For as long as letter grades have been around, so too, have fears of grade inflation. As far back as the 1890s, Harvard University professors were wringing their hands about students earning “sham” grades that would “seriously cheapen” the university’s reputation if the outside world were to learn of them.
That so many people could worry about the same phenomenon for so long begs the question of whether such concerns are merely successive generations of curmudgeons grumbling about the declining standards of youth or grounded in reality.
As I write in my latest column in Educational Leadership, recent data suggests that such concerns today may be indeed have some basis in fact. Here are but two data points:
- Nearly twice as many high school students reported earning an A or A-minus average in 2006 than in 1992 (32.8 percent versus 18.3 percent).
- In 2007, two federal reports found that the performance of U.S. high school students on the reading portion of the National Assessment of Educational Progress (NAEP) had declined between 1992 and 2005, even as average student GPA rose from 2.68 to 2.98.
Some critics dismiss these data because they rely on student self-reports of their grades, which, itself could suggest an equally troubling conclusion: that today’s students are more “truth challenged” than in the past. Test companies which collect these data, however, say their analyses suggest that self-reports are sufficiently reliable to use for research purposes.
The real question, though, may well be whether today’s grades accurately assess student learning. Here, too, the data are troubling.
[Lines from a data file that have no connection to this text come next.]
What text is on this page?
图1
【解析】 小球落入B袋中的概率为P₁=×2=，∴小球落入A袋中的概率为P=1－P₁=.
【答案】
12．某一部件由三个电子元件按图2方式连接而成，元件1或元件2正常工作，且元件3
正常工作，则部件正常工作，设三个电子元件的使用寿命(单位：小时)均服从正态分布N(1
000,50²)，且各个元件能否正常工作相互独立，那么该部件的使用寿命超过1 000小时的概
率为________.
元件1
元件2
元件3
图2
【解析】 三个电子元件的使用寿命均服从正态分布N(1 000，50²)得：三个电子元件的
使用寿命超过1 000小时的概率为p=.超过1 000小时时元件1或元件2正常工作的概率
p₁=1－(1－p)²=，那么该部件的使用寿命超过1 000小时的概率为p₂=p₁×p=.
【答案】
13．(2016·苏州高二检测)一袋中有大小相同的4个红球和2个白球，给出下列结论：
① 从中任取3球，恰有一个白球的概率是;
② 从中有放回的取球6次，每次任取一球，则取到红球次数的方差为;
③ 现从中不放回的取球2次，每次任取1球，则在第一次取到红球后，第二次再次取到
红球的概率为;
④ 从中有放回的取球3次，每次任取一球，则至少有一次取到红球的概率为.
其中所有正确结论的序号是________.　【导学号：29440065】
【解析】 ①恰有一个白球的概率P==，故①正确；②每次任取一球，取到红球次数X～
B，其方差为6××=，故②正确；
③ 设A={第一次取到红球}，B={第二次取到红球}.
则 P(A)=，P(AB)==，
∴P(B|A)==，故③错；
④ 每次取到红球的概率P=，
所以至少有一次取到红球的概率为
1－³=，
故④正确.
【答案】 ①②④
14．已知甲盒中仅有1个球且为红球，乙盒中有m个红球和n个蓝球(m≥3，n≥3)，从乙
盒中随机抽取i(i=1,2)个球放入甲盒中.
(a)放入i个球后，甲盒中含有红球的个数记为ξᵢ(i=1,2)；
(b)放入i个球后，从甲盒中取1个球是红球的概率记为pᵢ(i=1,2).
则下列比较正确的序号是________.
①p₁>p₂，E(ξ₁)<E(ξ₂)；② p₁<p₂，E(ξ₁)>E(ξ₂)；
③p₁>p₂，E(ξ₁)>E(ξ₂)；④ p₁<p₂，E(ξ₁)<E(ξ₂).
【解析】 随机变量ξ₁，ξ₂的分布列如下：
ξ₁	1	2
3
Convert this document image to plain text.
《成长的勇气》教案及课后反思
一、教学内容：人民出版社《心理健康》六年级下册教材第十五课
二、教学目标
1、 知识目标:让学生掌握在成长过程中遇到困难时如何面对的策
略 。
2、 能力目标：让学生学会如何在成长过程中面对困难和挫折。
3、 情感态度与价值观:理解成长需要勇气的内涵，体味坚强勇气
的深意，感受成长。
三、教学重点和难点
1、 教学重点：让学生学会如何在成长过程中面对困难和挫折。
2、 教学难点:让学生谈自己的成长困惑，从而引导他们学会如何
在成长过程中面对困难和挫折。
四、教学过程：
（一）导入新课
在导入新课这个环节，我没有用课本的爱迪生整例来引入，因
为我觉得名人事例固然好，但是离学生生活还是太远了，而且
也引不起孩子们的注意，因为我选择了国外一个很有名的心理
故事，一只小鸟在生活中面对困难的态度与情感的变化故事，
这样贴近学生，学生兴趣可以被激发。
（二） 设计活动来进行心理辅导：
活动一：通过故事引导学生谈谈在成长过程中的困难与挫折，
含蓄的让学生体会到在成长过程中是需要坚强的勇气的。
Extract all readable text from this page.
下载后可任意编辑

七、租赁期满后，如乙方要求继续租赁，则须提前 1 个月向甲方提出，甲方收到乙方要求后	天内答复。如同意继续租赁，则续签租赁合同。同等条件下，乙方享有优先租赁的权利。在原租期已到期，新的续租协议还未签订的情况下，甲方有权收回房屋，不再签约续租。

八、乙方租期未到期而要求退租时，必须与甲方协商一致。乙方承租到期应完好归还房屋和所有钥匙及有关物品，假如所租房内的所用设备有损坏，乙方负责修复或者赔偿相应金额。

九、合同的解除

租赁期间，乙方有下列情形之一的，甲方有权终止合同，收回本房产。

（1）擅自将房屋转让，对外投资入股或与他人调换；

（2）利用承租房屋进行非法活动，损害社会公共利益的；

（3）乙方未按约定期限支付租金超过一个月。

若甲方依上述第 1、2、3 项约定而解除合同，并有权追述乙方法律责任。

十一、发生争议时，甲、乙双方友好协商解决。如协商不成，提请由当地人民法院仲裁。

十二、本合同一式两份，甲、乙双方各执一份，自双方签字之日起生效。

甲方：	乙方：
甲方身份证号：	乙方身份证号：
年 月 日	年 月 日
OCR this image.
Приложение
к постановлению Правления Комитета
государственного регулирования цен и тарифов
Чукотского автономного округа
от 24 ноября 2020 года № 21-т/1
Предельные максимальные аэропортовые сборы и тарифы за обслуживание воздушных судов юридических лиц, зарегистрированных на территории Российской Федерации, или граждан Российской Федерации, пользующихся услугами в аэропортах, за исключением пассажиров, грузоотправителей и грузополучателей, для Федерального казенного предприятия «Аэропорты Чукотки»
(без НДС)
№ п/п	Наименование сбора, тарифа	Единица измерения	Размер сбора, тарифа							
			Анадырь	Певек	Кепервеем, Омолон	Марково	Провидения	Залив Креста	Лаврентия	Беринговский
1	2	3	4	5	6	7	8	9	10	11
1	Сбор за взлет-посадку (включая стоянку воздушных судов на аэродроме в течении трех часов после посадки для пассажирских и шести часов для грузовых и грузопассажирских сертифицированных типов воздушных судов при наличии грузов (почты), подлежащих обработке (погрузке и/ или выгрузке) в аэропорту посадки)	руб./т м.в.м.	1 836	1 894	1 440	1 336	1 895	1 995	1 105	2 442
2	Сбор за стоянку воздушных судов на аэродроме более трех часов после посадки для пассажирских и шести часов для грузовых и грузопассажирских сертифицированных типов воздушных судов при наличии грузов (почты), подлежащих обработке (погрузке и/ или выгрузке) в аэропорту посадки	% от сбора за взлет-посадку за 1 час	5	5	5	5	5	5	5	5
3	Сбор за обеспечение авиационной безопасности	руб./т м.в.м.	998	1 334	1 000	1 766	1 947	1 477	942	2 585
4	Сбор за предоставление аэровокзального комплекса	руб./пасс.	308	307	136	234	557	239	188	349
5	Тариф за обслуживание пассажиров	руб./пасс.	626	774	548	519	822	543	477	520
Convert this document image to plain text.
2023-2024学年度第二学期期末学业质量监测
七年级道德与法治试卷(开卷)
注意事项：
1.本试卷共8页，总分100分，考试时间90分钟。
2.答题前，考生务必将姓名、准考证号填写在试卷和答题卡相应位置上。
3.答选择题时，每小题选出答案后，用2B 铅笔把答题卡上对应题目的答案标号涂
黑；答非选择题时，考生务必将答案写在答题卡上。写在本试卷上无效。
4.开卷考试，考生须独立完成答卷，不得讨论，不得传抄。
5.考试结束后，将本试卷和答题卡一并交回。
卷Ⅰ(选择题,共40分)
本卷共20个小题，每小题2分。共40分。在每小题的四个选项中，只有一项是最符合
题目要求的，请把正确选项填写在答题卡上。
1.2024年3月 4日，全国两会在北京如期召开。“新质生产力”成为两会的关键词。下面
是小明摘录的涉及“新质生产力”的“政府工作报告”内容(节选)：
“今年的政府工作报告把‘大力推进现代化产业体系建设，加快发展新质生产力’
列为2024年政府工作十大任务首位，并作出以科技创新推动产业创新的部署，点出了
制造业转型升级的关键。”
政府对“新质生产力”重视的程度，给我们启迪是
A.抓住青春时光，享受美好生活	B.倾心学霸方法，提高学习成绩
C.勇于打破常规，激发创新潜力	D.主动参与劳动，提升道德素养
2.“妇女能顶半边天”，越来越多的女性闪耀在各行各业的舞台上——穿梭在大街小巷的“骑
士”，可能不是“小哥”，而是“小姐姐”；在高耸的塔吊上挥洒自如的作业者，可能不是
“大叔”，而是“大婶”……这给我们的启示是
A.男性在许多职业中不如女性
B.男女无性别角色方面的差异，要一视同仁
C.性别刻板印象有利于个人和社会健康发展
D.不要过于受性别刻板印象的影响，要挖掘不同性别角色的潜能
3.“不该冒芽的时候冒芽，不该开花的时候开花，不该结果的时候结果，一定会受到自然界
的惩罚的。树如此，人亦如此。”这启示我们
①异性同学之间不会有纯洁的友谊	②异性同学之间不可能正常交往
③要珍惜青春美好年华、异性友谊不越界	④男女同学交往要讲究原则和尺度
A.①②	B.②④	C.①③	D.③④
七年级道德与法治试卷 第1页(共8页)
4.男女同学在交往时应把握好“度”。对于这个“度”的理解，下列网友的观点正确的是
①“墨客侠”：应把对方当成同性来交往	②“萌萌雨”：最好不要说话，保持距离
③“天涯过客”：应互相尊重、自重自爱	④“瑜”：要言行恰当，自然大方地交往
In Oregon, reviewers analyzed the in-class work of 2,200 high school students against university professors’ standards for college-entry work and found that most B students and some A students were not doing work on par with entry-level college standards.
If we accept, as many researchers do, that grade inflation is a real phenomenon, we might ask why it occurs. Here are two possible explanations:
- Many teachers (as many as half by one estimate) base class grades on factors such as effort, behavior, and attitude that are only indirectly related to learning. In low-performing schools, in particular, grades seem to have as much to do with managing behavior as assessing learning.
- Educators may inflate grades out of sympathy for students who are underprepared for success: feeling caught between a rock and a hard place of either inflating grades or flunk large numbers of students, they opt for inflating grades.
But do inflated grades help anyone? Nationwide, 30 percent of students at four-year colleges drop out after just one year of school, incurring enormous personal costs and racking up more than $1 billion per year in wasted state appropriations and student grants. How many of these students received unrealistically high marks in high school, only to discover in college that their high schools might have actually been killing them with kindness?
Bryan Goodwin is vice president of communications at McREL. He is the author of Simply Better: What Matters Most to Change the Odds for Student Success (ASCD, 2011).
How do we better inform students of learning and their parents of progress? Parents “know” letter grades and are uncomfortable with other forms of feedback.
At the school I am employed at, we do testing each Friday. They parents receive a report card each month with a number grade. We do not use letters. We also do standardized testing 5 times throughout the year. Once on the first day of school, once in November, January, March, and June. The parents are able to see the progress their child is making throughout the year. We also do monthly tests. These tests include basic skills we have done in class and also during test prep. This helps a lot when discussing progress with parents.